There's two distinct mechanisms that can be used for transporting data between domains: page flipping and hypervisor copying. For page flipping, the hypervisor sets aside some of its own (fairly limited) memory, which can then be used to transfer data between domains, involving repeated mappings into and out of the domains' address space. For hypervisor copy (HVcopy), OTOH, guest domains set aside their memory and indicate this memory to the hypervisor, which copies data into this memory at another domain's request (in our case, only dom0 - this means that for now HVcopy is only used for moving data into a domU, not out)

When I joined, only page flipping had been implemented for xVM, but it was found desirable to also have hypervisor copy.
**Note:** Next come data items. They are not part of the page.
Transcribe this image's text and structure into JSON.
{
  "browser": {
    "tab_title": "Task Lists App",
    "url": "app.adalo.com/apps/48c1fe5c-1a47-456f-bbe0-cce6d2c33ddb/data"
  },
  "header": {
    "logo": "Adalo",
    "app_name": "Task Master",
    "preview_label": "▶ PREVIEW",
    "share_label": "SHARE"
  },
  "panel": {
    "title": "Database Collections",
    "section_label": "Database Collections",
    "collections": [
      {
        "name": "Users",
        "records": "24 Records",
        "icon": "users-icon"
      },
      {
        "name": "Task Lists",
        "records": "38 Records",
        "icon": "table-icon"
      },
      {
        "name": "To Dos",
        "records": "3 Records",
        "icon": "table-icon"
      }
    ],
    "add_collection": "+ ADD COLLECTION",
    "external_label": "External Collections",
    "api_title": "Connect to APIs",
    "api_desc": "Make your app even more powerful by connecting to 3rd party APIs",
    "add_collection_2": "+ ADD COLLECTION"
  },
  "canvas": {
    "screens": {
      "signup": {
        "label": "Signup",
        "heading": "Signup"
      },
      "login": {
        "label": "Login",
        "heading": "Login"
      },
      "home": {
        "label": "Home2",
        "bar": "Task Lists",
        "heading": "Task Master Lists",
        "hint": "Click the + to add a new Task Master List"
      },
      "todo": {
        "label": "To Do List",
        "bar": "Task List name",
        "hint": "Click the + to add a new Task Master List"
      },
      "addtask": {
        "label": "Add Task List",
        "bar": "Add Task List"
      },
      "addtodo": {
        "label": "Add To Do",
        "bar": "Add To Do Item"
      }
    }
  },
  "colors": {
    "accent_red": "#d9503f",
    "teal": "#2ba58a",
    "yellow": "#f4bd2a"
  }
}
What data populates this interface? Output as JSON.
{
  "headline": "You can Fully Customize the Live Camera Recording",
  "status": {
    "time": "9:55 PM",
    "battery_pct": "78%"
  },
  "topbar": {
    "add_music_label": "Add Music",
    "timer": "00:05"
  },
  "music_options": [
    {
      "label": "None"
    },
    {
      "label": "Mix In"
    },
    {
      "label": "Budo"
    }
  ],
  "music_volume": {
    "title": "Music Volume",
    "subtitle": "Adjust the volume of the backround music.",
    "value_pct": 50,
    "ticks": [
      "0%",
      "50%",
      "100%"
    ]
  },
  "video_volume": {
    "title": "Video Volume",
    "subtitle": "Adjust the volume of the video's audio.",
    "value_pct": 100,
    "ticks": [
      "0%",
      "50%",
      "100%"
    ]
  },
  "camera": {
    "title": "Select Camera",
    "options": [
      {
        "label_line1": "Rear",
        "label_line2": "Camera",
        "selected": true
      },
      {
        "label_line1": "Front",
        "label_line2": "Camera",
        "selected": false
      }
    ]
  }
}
The reasons I can dredge up from memory are:

  1. in high-load situations, the hypervisor would run out of pages available for page flipping, which would cause tons of error messages on the console and a significant drop in NW throughput.
  2. some Windows (drivers, AFAIK Windows itself has not been paravirtualised) only "speak" HVcopy, and we intend (Open)Solaris to be able to host Windows domUs as well.
  3. expected performance increase.

I implemented HVcopy for xnb and xnf, and am happy to report that we successfully addressed issues 1 and 3. We could not find Windows drivers that would interoperate with Solaris as domU (corrected:) dom0, so that is as yet unresolved.

 

As I mentioned above, the vnic code we got from the crossbow project which we incorporated into the xVM code, and which was putback to Nevada in build 75, was a very early version, and this code has seen some significant change in the crossbow project itself since. Recently, I updated the relevant parts of the xVM code (xnbo, xnbu) to the new "look and feel" of the crossbow API - this means that as of about mid-January, it is possible to for the crossbow "bits" to be booted as dom0, to start domUs, and - this is what it's all about, obviously, to successfully move network traffic in and out of the guest domains. As crossbow itself is not a part of Nevada yet, this change has only taken place in the crossbow "gate" (the copy of the Nevada gate where the crossbow development happens). Please refer to the crossbow community pages for when you can download what.


Update: Nicolas Droux pointed me to a more detailed document about network virtualisation in Solaris. Thx.